Why does 5G want this?
- More information per symbol: With 256-QAM, each "symbol" (or signal change) can represent one of 256 different values. This means we can pack more data into the same amount of time.
- Faster transmission speeds: As a result, we can transmit data at higher speeds without compromising quality.
Kubernetes and 5G
Kubernetes is a popular technology in 5G and is used for a number of functions, including the following:
- Virtual Network Functions (VNFs): VNFs are software-based implementations of traditional network functions, such as firewalls or packet filters. Kubernetes is used to deploy and manage these VNFs.
- Cloud-Native Network Functions (CNFs): CNFs are cloud-native applications that provide network function capabilities, such as traffic management or security filtering. Kubernetes is used to deploy and manage these CNFs.

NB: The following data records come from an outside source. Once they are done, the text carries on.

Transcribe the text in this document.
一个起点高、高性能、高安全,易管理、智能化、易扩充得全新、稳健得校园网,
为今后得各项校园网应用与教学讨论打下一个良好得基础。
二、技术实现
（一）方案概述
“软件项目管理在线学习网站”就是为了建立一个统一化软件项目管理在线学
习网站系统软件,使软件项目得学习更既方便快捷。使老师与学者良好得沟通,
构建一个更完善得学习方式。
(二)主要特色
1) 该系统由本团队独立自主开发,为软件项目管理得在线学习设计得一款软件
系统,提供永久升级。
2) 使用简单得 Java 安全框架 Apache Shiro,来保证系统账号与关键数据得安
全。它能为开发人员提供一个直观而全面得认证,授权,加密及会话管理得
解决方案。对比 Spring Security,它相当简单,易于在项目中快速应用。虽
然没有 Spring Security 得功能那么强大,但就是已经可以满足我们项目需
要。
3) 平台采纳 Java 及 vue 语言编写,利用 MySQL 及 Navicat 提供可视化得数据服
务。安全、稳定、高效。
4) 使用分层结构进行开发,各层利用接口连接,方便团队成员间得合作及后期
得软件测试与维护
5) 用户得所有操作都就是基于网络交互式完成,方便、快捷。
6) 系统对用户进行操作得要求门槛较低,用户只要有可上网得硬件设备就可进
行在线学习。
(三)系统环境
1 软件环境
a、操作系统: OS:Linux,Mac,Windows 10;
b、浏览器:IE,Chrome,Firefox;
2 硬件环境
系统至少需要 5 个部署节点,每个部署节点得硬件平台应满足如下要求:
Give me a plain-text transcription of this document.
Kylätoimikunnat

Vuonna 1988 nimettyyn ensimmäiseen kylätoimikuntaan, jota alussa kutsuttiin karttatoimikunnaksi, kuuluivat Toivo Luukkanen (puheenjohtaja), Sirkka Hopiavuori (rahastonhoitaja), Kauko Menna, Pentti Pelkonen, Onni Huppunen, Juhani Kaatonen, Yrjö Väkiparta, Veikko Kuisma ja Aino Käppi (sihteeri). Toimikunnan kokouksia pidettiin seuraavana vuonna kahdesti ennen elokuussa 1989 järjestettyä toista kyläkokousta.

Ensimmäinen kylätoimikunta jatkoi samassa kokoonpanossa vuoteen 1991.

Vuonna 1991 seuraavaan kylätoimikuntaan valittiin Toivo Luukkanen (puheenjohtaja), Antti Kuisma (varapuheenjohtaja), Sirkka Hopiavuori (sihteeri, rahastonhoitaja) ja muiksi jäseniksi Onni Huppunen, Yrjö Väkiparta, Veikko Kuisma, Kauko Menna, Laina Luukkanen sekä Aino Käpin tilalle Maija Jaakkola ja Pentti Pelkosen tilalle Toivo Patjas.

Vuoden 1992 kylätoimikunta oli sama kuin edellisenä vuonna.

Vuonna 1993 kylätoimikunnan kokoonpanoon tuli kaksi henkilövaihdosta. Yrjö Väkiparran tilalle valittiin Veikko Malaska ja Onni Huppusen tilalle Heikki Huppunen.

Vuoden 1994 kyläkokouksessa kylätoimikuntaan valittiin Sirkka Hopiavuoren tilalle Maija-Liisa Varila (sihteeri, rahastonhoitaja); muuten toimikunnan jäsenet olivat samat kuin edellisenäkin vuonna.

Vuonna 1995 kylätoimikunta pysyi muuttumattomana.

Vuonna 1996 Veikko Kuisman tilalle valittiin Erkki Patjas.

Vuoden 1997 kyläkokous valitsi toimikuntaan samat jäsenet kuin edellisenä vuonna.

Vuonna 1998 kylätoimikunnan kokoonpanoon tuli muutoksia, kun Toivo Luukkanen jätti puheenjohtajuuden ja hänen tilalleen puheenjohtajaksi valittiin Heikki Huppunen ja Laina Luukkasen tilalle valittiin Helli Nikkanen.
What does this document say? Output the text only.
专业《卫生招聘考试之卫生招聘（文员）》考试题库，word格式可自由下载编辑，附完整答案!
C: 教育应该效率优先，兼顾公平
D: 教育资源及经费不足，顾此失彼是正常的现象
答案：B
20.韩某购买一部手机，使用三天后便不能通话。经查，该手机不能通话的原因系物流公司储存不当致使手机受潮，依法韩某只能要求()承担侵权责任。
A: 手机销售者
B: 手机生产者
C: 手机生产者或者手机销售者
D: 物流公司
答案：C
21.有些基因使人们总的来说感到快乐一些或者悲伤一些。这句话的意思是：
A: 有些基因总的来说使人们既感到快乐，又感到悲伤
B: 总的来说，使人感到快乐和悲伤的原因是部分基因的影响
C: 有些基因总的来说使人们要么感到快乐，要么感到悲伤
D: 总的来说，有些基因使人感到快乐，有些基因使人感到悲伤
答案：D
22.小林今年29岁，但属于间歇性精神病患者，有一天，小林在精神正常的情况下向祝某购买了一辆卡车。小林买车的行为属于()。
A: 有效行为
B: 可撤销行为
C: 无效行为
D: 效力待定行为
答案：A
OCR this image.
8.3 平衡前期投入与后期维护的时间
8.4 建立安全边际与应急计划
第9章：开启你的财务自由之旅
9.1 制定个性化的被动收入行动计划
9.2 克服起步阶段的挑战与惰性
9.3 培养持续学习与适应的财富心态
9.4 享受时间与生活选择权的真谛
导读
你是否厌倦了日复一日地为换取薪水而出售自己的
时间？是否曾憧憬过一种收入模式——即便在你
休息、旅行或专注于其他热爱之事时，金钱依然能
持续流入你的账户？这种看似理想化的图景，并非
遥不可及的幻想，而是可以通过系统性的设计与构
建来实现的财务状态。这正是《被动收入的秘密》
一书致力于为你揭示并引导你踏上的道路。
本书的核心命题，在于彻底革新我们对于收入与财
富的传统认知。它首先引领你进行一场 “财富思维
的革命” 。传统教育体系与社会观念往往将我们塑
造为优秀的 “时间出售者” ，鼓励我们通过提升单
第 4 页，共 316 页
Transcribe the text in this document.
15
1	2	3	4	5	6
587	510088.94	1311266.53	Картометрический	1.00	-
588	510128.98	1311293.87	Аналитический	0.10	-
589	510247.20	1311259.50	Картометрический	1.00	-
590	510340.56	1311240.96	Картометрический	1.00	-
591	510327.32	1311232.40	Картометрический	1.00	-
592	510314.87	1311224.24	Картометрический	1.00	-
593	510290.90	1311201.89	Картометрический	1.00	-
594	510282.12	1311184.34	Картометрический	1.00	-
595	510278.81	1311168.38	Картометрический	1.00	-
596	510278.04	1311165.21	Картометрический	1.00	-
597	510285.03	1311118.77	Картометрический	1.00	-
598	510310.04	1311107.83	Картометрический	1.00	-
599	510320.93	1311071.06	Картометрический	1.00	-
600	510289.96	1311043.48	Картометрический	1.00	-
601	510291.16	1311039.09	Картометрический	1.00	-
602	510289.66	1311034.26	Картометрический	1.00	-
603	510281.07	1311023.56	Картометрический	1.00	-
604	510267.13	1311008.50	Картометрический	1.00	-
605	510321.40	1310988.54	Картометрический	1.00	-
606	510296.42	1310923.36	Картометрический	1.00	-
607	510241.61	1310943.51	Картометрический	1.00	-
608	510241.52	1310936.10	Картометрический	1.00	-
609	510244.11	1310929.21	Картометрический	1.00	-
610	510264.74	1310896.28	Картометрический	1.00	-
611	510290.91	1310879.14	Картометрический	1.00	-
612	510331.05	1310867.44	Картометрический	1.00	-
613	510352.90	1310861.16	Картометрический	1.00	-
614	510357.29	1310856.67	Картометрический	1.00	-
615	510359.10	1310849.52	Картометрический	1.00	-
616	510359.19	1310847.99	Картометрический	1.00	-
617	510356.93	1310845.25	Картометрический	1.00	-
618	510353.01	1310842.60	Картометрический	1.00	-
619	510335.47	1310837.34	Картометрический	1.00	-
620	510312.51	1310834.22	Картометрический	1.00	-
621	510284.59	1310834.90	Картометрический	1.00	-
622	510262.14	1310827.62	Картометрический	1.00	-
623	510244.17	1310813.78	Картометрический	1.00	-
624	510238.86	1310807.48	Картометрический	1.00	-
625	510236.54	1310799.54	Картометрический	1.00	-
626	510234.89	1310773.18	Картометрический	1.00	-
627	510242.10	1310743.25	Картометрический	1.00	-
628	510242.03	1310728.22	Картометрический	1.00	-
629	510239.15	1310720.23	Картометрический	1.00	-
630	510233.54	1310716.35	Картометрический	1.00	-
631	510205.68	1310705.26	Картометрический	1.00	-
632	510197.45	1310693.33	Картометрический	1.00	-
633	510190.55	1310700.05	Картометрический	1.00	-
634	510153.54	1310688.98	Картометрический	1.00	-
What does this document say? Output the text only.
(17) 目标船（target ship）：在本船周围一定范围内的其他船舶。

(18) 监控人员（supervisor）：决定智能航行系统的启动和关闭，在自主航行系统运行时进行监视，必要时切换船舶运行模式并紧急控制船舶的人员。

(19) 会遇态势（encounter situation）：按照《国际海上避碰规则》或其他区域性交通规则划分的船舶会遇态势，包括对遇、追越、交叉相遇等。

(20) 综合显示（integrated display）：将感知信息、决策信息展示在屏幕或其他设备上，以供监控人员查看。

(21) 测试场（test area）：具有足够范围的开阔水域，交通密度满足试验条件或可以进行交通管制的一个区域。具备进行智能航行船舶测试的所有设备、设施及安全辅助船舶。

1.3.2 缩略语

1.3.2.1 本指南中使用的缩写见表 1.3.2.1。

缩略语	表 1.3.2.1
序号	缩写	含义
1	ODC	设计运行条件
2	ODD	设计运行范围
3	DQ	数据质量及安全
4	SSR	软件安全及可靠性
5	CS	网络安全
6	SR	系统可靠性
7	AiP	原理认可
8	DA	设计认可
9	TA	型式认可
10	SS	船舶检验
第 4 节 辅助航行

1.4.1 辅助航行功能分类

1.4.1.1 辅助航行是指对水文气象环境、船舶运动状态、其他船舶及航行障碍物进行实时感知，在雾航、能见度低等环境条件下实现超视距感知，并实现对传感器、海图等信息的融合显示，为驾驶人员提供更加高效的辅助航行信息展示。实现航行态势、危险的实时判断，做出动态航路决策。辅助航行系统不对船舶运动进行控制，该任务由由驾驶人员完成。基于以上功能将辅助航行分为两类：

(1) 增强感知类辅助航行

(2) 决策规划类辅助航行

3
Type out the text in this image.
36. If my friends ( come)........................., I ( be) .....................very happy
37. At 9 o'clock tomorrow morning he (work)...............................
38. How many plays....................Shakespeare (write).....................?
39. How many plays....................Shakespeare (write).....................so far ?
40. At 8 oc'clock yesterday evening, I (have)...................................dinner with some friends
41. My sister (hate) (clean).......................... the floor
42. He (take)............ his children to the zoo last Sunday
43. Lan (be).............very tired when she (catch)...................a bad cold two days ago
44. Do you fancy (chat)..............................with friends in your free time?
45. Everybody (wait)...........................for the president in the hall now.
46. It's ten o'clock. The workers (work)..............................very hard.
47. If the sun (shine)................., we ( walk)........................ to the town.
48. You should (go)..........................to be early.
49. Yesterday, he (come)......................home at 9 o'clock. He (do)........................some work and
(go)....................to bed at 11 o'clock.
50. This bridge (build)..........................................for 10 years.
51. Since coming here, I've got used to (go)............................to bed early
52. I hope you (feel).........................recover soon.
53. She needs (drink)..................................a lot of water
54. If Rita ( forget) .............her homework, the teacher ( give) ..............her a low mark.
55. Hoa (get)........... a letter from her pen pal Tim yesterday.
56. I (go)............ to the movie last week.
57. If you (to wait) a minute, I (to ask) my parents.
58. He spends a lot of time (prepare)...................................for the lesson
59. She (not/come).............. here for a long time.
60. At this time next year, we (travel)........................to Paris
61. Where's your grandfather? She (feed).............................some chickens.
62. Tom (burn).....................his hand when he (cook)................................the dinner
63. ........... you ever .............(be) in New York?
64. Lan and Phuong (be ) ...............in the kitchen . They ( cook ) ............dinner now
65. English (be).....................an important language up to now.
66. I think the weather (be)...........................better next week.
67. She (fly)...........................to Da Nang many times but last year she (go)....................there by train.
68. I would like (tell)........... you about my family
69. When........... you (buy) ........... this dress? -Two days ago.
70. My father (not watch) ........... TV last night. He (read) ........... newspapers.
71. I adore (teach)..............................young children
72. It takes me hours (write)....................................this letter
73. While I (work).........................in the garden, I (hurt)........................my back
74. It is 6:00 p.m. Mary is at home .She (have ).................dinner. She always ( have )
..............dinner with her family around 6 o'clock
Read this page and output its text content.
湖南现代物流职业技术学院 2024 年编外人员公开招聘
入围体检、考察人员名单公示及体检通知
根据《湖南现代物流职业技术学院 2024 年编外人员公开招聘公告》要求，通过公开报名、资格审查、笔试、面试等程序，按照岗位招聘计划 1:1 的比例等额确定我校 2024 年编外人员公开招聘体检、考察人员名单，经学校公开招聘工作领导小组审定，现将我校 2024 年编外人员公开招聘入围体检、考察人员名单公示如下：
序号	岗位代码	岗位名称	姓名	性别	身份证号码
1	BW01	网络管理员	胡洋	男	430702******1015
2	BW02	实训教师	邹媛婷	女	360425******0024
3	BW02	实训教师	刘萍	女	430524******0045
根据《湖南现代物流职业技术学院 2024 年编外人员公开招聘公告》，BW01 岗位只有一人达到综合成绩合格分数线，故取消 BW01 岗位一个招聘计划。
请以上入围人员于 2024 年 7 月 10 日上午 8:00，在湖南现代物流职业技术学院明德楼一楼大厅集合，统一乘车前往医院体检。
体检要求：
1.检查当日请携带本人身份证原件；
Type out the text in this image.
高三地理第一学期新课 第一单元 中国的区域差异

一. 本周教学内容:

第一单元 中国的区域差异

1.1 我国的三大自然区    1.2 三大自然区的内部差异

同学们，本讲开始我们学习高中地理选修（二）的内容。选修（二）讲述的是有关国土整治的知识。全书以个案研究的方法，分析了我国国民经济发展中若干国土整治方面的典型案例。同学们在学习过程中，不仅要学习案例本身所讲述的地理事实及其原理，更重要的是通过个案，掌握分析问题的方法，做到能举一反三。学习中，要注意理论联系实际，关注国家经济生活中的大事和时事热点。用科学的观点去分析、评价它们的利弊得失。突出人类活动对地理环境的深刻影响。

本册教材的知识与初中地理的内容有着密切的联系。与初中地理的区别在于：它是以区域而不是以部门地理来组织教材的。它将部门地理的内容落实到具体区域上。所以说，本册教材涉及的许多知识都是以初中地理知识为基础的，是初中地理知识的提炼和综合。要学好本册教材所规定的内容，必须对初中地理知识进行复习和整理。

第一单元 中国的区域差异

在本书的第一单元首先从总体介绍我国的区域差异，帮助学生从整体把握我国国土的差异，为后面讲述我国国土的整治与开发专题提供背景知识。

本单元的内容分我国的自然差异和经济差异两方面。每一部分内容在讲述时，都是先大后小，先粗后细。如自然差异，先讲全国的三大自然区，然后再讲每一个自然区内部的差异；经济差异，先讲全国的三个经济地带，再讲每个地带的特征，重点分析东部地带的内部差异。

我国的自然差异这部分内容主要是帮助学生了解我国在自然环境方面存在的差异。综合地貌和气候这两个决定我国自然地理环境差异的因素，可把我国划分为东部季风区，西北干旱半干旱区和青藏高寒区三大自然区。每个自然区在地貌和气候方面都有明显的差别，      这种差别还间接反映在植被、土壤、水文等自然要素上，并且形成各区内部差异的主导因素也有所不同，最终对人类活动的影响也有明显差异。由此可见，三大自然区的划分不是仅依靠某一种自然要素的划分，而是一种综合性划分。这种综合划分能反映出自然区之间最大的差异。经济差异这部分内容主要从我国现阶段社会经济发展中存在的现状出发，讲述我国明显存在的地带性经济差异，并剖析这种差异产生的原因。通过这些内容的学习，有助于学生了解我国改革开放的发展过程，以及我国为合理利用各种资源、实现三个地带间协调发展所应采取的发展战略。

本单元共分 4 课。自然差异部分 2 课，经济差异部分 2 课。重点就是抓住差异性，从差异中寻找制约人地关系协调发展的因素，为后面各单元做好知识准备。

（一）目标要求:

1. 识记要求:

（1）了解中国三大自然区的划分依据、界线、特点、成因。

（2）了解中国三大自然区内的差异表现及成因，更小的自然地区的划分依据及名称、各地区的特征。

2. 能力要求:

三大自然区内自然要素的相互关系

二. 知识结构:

- Network Function Virtualization (NFV) Infrastructure: NFV infrastructure provides the underlying hardware and software resources for running VNFs and CNFs. Kubernetes is used to orchestrate and manage this infrastructure.
Conclusion
So one of the common sources of frustration for developers I've worked with when debugging cellular network problems is that often while there is plenty of bandwidth for what they are trying to do, the latency involved can be quite variable. If you look at all the complexity behind the scenes and then factor in that the network radio on the actual cellular device is constantly flipping between an Active and Idle state in an attempt to save battery life, this suddenly makes sense.
Because all of the complexity I'm talking about ultimately gets you back to the same TCP stack we've been using for years with all the overhead involved in that back and forth. We're still ending up with a SYN -> SYN-ACK. There are tools you can use to shorten this process somewhat (TCP Fast Open) and changing the initial congestion window but still you are mostly dealing with the same level of overhead you always dealt with.
Ultimately there isn't much you can do with this information, as developers have almost no control over the elements present here. However I think it's useful as cellular networks continue to become the dominant default Internet for the Earth's population that more folks understand the pieces happening in the background of this stack.